Tuesday, November 03, 2009

Hertzberg on Bloomberg

Hendrik Hertzeberg's column on Bloomberg's third term is exceptionally good. Hertzberg is a master of the form --
In broad outline, New Yorkers know all this. We know that we’re bought and paid for. We know that there is something unseemly, even humiliating, about submitting ourselves to be ruled by the richest man in town. We know that the muscling aside of term limits, whatever the law’s merits, was a travesty. We know that the Mayor’s campaign this time has been puzzlingly, pettily negative. Yet we will, most of us, troop to the polls on Tuesday and pull the lever for Mayor Mike. The truth is that Michael Bloomberg has been a very good mayor. The record is mixed, of course, but the mixture is largely positive....

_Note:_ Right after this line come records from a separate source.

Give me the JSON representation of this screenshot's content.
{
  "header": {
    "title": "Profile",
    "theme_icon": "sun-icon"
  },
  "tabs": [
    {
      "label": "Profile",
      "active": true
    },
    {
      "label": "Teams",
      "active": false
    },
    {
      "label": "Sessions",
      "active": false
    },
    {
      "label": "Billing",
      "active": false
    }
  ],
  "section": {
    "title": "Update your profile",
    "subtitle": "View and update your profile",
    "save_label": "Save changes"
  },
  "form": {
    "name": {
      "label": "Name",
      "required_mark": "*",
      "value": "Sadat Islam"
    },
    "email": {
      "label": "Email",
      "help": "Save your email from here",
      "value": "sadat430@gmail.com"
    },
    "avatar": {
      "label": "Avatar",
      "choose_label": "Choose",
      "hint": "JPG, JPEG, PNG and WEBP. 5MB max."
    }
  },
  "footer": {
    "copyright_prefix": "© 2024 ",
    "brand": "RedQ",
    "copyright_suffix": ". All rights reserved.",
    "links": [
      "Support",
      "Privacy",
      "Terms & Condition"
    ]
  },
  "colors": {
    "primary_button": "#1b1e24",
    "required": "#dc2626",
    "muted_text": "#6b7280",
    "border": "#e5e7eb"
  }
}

The Mayor has ruled us well, but he has infantilized us. We are a little too much like the passive Romans of Crassus’ day, when the institutions of the old republic were giving way to a despotic (and competent) imperium. “People got used to the idea of them,” Edith Hamilton wrote of Crassus and his fellow-triumvirs, Pompey and Caesar, “and when four years later their powerful organization was completed and they began to act openly, honored and honorable patriots could find excellent reasons for acquiescing in their running the city. Indeed, it seemed exceedingly probable that if they did not do so there would be nobody to run it.” If Bloomberg had been satisfied with two terms, he would be leaving office a beloved legend, a municipal god. He’ll get his third, but we’ll give it to him sullenly, knowing that while it probably won’t measure up to his first two—times are hard, huge budget gaps are at hand—it’ll probably be good enough. The Pax Bloombergiana will endure a while longer. But then what? Will we have forgotten how to govern ourselves?
The Greek Tragedy point is well taken. A lot of New York politics has those undertones -- there's hubris and justice; the king and the polis; the chorus and the audience. But it's the New Yorkers themselves who in this election are facing the tragic dilemma: they want a new Major, yet it's Bloomberg who's the best man for the job.